Plastica, micro e nanoplastiche in acqua. Della presenza in mare e negli oceani, purtroppo sappiamo. Che siano anche nei fiumi, si può immaginare, meno che siano nei laghi. Eppure, uno studio unico nel suo genere, condotto dai ricercatori dell’Università del Minnesota Twin Cities, dimostra proprio questo, e come il telerilevamento possa aiutare non solo a monitorare, ma a rimuovere i detriti di plastica dagli ambienti di acqua dolce come il fiume Mississippi.
La ricerca, pubblicata sulla rivista scientifica Nature, fornisce nuove informazioni utili alla comprensione del comportamento dei detriti di plastica in acqua dolce, ambiente che di solito attira meno attenzione delle isole di plastica, solo per fare un triste esempio, nelle acque oceaniche.
Spettro elettromagnetico identifica la plastica
Studi precedenti sulla rimozione dei rifiuti di plastica hanno fatto ricorso ad un campionamento ad alta intensità di manodopera, che può essere dispendioso in termini di tempo e denaro, mentre questo nuova pubblicazione ha fatto ricorso alla tecnologia del telerilevamento per raggiungere un’area più ampia; infatti, si utilizzano proprietà di riflettanza spettrale, o lunghezze d’onda nello spettro elettromagnetico, per individuare tipi specifici di plastica.
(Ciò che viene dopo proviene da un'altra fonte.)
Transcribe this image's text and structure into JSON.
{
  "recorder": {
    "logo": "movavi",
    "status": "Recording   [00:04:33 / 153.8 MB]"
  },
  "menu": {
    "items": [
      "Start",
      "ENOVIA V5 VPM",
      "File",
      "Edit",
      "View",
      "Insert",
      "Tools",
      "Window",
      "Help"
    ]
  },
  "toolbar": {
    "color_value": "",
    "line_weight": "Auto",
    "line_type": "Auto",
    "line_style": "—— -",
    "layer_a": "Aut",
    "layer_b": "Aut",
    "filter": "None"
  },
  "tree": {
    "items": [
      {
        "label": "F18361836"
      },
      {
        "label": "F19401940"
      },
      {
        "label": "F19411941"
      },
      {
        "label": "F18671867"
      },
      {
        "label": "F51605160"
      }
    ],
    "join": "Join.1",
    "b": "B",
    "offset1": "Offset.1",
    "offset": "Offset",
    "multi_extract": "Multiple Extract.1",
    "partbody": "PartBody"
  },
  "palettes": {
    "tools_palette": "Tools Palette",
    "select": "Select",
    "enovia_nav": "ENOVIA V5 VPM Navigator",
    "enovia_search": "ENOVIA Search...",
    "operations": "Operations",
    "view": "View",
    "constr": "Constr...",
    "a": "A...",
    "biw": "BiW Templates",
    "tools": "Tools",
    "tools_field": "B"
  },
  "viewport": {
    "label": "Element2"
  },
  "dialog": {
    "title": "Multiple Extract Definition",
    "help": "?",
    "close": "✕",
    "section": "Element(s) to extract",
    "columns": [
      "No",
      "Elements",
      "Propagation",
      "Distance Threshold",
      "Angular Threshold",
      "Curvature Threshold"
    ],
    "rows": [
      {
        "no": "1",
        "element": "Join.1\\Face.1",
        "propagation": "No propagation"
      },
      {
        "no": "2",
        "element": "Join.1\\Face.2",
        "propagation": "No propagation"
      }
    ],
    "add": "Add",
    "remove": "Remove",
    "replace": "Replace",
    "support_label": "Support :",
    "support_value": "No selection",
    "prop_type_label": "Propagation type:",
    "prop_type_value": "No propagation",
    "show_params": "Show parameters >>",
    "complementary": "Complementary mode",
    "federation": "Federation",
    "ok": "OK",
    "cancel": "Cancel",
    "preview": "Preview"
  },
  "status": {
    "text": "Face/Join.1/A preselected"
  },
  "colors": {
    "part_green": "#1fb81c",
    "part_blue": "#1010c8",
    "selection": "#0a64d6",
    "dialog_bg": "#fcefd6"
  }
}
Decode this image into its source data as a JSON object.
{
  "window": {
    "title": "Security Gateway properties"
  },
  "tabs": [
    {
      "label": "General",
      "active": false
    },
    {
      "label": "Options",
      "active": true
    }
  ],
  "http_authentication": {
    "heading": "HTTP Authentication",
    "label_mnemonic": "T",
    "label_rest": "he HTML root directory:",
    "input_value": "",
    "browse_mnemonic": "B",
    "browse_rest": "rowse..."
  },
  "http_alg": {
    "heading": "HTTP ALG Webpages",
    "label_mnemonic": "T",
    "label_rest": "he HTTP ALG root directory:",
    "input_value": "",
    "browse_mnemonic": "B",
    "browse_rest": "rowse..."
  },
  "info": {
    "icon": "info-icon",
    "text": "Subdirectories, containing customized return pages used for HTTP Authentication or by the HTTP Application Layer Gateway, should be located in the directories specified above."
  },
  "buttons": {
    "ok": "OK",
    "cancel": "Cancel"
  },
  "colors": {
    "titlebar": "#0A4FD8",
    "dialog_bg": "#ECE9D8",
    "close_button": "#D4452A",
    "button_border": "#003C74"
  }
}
La specifica lunghezza d’onda dei materiali plastici, permette il rilevamento anche se la plastica si nasconde negli ambienti di acqua dolce, tra alghe, sedimenti, legni galleggianti e schiume d’acqua.
“Potremmo usare questa tecnologia per identificare simultaneamente diversi tipi di plastica nell’acqua. Si tratta di informazioni chiave di cui abbiamo bisogno quando impieghiamo altre tecnologie, come i droni, per catturare e rimuovere detriti di plastica in ambienti naturali”, ha affermato Mohammadali Olyaei, uno studente di dottorato presso il Dipartimento di Ingegneria civile, ambientale e geotecnica e autore principale del documento.
Inseguire la plastica dai fiumi agli oceani
I ricercatori hanno testato la loro teoria nelle acque del celebre fiume Mississippi, facendo ricorso ad un mix di tecnologie: lo spettroradiometro e una fotocamera reflex digitale per monitorare e classificare vari tipi di detriti, in base alle loro firme spettrali. “Se riusciamo a sviluppare una tecnologia alle sorgenti del Mississippi, in un posto come il Minnesota, per catturare i detriti di plastica, possiamo proteggere gli stati a valle e l’intero oceano dall’inquinamento da plastica. Non appena queste plastiche iniziano a diffondersi sempre di più, il loro controllo diventa sempre più difficile“, ha affermato Ardeshir Ebtehaj, un altro autore dello studio.
I ricercatori sperano di poter applicare il loro esperimento su una scala più larga, per comprendere ancora meglio sia le origini dei detriti di plastica, sia il loro spostamento all’interno dei complessi sistemi fluviali, con l’obiettivo di arrivare a rimuoverli con maggiore facilità.